Thats why the VA theory makes the most sense to me now. The rest of the diets always seemed like a shot in the dark. Don't eat grains, eat your veggies rainbow, don't eat your veggies they are full of oxolates, eat liver weekly, drink raw milk and colostrum, eat meat only ect ect

All those restriction or always trying to find the missing nutrient from a "superfood" and it never pans out.

Day 2 meals:

Morning: Quakers quick oats and maple syrup + mushroom coffee (chaga and codryceps added I just had this lying around)

Lunch: steak + white rice+ cauliflower+ one potato

Workout: creatine, taurine, collagen powder

Dinner: ground beef and two potatoes and one beet

Beets seem to be low in vit a not sure where they get their color

I am considering adding the following later on after few weeks: pineapple, duck fat ( seems ok??), beef tallow, black seed oil, Brazil nut, walnut and almond and maybe yogurt???

After yesterday vodka binge my face was a mess today more redness on my scruff and itching burning feeling all day. Not sure if that 'detox', I hate using that word because it is every other diets explanation of bad reaction.

By the way I love the simplicity of this diet. I prefer white rice and ground beef but I am just throwing it other foods to kinda get the gist of what's ok

 

I also got emu oil I had ordered a while ago. Any idea on the VA content of that?

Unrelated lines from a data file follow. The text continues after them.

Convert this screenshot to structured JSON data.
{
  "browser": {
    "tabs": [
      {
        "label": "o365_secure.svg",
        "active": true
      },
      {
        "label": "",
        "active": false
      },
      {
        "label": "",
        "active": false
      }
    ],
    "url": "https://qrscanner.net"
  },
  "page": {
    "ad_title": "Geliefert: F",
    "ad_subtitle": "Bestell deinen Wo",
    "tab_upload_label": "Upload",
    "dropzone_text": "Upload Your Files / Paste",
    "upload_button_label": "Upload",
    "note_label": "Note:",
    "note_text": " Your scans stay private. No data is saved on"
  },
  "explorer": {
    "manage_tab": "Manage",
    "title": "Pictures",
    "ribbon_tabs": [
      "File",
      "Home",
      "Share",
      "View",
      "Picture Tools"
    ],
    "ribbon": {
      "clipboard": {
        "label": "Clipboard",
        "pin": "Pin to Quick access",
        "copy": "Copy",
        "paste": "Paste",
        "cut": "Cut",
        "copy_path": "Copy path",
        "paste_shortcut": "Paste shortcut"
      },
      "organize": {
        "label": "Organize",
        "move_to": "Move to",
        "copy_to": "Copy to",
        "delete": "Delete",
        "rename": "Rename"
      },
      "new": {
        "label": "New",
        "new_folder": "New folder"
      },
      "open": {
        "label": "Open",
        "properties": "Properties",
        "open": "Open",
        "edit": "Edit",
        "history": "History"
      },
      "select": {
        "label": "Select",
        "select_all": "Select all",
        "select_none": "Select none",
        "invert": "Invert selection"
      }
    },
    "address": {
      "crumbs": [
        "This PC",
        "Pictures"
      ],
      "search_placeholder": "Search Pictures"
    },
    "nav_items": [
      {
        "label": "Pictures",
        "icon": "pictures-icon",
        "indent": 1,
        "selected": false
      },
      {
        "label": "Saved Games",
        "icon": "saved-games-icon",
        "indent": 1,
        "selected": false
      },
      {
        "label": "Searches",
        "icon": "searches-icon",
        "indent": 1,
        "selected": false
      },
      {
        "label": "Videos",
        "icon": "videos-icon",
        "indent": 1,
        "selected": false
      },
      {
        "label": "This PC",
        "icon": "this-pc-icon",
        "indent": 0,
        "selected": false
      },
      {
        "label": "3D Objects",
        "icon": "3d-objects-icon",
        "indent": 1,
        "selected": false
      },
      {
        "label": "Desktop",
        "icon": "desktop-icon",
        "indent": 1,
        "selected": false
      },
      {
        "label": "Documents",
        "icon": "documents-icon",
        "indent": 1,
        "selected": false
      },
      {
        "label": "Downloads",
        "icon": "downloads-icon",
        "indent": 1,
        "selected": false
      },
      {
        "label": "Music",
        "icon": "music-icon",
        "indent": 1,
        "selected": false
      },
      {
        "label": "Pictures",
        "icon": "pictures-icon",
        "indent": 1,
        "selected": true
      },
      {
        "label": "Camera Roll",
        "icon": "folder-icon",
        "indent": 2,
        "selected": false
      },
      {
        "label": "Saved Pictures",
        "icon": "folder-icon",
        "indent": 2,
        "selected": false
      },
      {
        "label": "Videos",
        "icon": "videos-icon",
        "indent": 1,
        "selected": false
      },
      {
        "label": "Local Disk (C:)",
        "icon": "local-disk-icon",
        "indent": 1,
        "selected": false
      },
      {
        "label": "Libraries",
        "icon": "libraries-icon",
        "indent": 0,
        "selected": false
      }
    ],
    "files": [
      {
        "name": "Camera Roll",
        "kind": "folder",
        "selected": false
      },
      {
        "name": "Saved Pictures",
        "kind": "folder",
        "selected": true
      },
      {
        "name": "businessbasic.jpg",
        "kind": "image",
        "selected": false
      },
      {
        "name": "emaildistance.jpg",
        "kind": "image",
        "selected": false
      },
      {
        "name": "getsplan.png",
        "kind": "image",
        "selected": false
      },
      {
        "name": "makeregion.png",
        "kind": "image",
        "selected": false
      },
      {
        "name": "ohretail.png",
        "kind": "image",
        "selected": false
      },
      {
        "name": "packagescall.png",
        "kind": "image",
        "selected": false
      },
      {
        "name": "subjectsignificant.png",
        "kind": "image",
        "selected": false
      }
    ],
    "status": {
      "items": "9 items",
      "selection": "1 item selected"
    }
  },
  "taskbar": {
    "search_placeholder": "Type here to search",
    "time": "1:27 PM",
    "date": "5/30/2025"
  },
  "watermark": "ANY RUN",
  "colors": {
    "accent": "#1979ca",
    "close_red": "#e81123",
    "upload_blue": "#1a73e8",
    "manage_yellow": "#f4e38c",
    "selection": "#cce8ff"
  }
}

Quote from Guest on December 14, 2018, 7:12 pm

After yesterday vodka binge my face was a mess today more redness on my scruff and itching burning feeling all day. Not sure if that 'detox', I hate using that word because it is every other diets explanation of bad reaction.

I suffer from seb derm too. It would be nice if the "detox"-theory for our alcohol flare-ups is accurate.

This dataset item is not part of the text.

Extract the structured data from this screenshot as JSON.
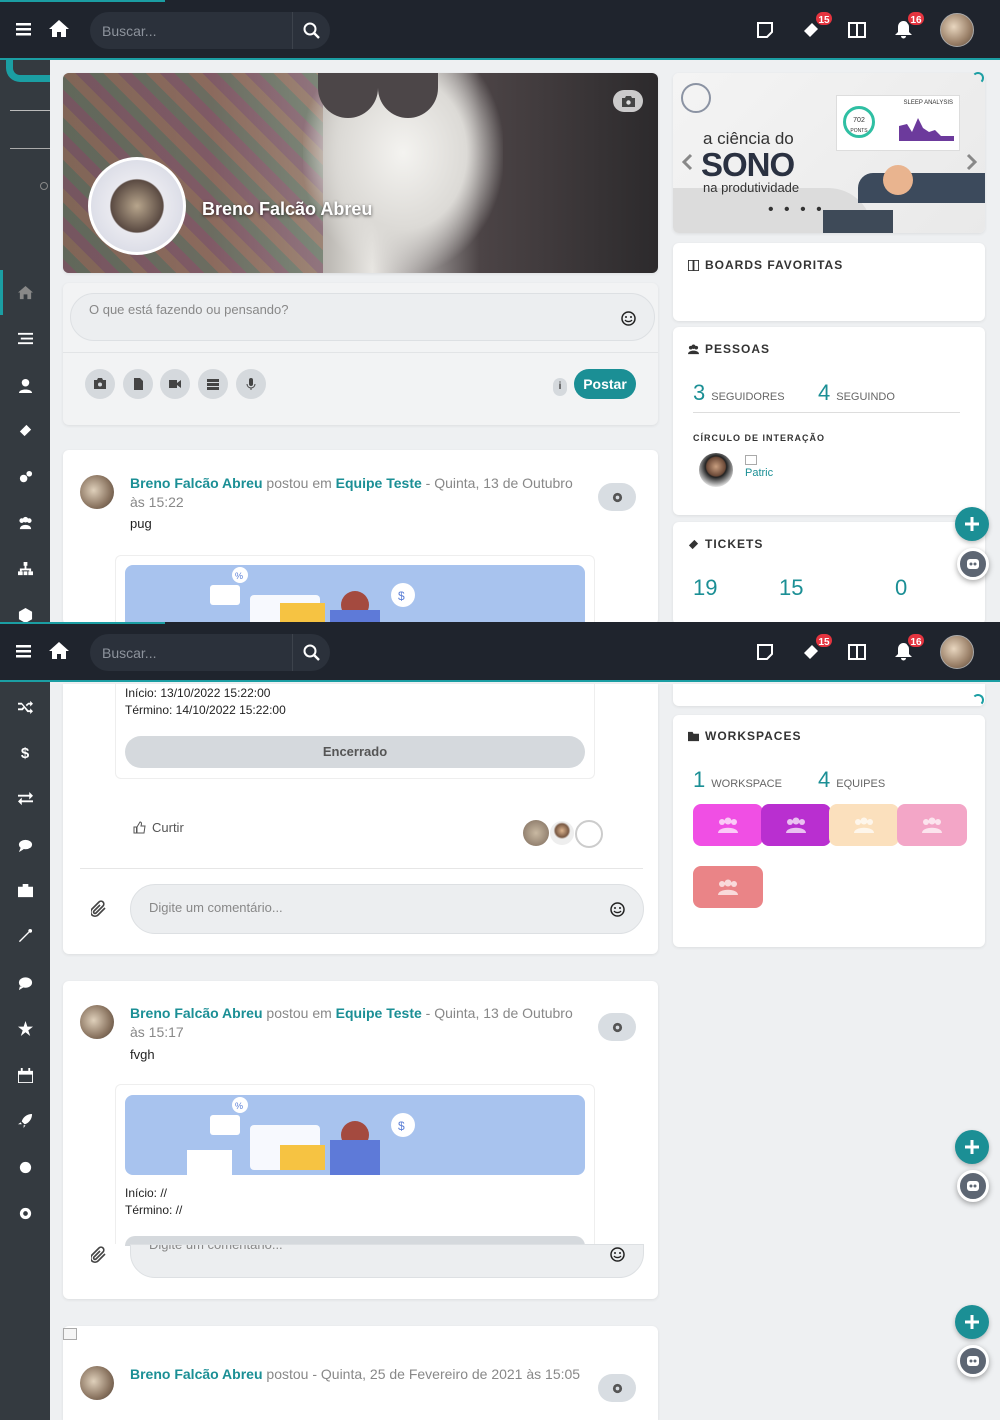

Personally I do a lot of saunas and I think they help get rid of a lot of toxins.  Maybe starting liver depletion through moderate alcohol consumption first and then sweating the circulating retinoids out is a good combination.

"Beets seem to be low in vit a not sure where they get their color"

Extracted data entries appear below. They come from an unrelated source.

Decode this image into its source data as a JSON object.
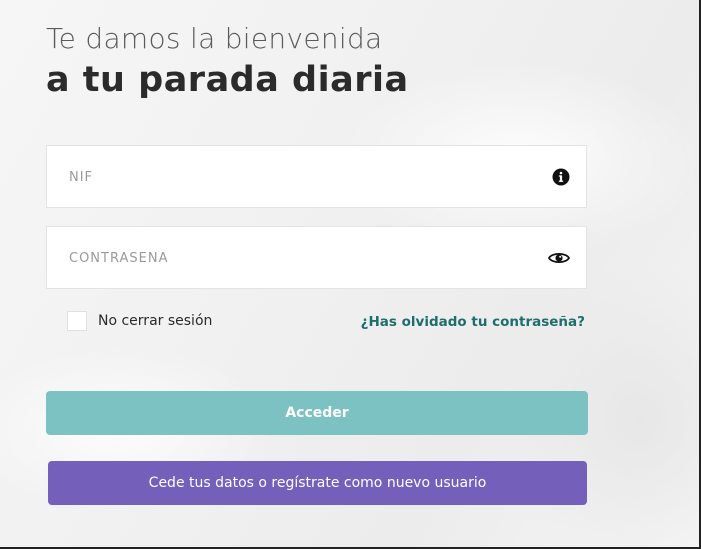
{
  "header": {
    "greeting": "Te damos la bienvenida",
    "tagline": "a tu parada diaria"
  },
  "form": {
    "nif": {
      "placeholder": "NIF",
      "value": "",
      "icon": "info-icon"
    },
    "password": {
      "placeholder": "CONTRASEÑA",
      "value": "",
      "icon": "eye-icon"
    },
    "remember_label": "No cerrar sesión",
    "remember_checked": false,
    "forgot_link": "¿Has olvidado tu contraseña?"
  },
  "buttons": {
    "login_label": "Acceder",
    "register_label": "Cede tus datos o regístrate como nuevo usuario"
  },
  "colors": {
    "accent_teal": "#7cc2c2",
    "link_teal": "#1e6e6e",
    "register_purple": "#7460ba"
  }
}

I am fairly sure beets get their color from a carotenoid and that it is a particularily active one.

Red beets have unique betalain compounds that give them their color: https://www.nutrition-and-you.com/beets.html

They are ok to eat on a low carotene no lutein diet. You can search Sarah's Diet.

Dr. Smith advises to not eat beets on a low vA diet - I can't remember where he says that though, maybe in one of his videos or interviews with Matt.  Not that he is the utmost authority but take it for what you think his recommendation is.  Maybe the compounds in beets interact with vA is a bad way so not sure why he says not to eat them if they don't have carotenoids.